FILE - In this April 26, 2018, file photo, Arkansas Republican state Sen. Jason Rapert speaks at the unveiling of a Ten Commandments monument outside the Arkansas state Capitol in Little Rock. (AP Photo/Andrew DeMillo, File)
FILE - In this April 26, 2018, file photo, Arkansas Republican state Sen. Jason Rapert speaks at the unveiling of a Ten Commandments monument outside the Arkansas state Capitol in Little Rock. (AP Photo/Andrew DeMillo, File)

The legislator who sponsored a measure requiring a Ten Commandments statue at Arkansas' Capitol asked Wednesday that any video from his deposition in the lawsuit challenging the monument only be available to attorneys in the case, citing concerns that it could be used to harass him.

Paul Byrd, an attorney for Republican state Sen. Jason Rapert asked a federal judge to issue an order limiting the use of any deposition video in the lawsuit brought by several groups challenging the monument's constitutionality. Rapert sponsored the 2015 law requiring the privately funded monument on Capitol grounds.
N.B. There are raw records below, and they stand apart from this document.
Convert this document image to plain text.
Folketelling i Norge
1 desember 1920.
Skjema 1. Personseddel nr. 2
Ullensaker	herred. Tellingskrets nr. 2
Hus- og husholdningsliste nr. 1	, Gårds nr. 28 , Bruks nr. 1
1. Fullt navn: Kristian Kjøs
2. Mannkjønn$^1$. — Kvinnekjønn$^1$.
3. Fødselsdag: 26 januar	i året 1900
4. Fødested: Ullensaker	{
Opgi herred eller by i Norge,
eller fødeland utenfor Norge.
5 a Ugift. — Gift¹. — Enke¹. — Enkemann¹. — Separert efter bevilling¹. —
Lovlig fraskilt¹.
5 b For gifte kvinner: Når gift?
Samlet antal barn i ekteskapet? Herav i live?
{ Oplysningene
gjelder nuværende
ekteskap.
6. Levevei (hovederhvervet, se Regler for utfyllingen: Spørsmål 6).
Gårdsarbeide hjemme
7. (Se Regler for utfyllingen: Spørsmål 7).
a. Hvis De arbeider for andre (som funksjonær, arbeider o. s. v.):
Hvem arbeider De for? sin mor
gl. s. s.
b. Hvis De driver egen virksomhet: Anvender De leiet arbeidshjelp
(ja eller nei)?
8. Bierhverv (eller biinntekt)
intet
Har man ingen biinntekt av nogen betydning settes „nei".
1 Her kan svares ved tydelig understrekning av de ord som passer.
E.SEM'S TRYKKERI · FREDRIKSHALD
The monument was installed at the Capitol last year, less than a year after a man crashed his car into the original display.

Byrd cited an interview with Rapert that was featured prominently in the documentary "Hail Satan?" and raised concerns that his deposition could be used for "extreme embarrassment and harassment." The deposition was set for Thursday, but Byrd said in the filing that Rapert wouldn't attend.

"Once the videotape is in plaintiffs' possession, there will be nothing preventing them from using it for their purposes, including disseminating it widely on the internet, thereby creating countless opportunities for embarrassing Senator Rapert by cutting and splicing the videotape in as many ways as can be imagined," Byrd said in his filing.

Attorneys for opponents of the monument said the order Rapert is seeking would prevent them from even showing the video to their clients.

"Senator Rapert has shown no legitimate basis for special treatment in this case," they wrote in a filing Wednesday.

The lawsuit is scheduled to go to trial in December.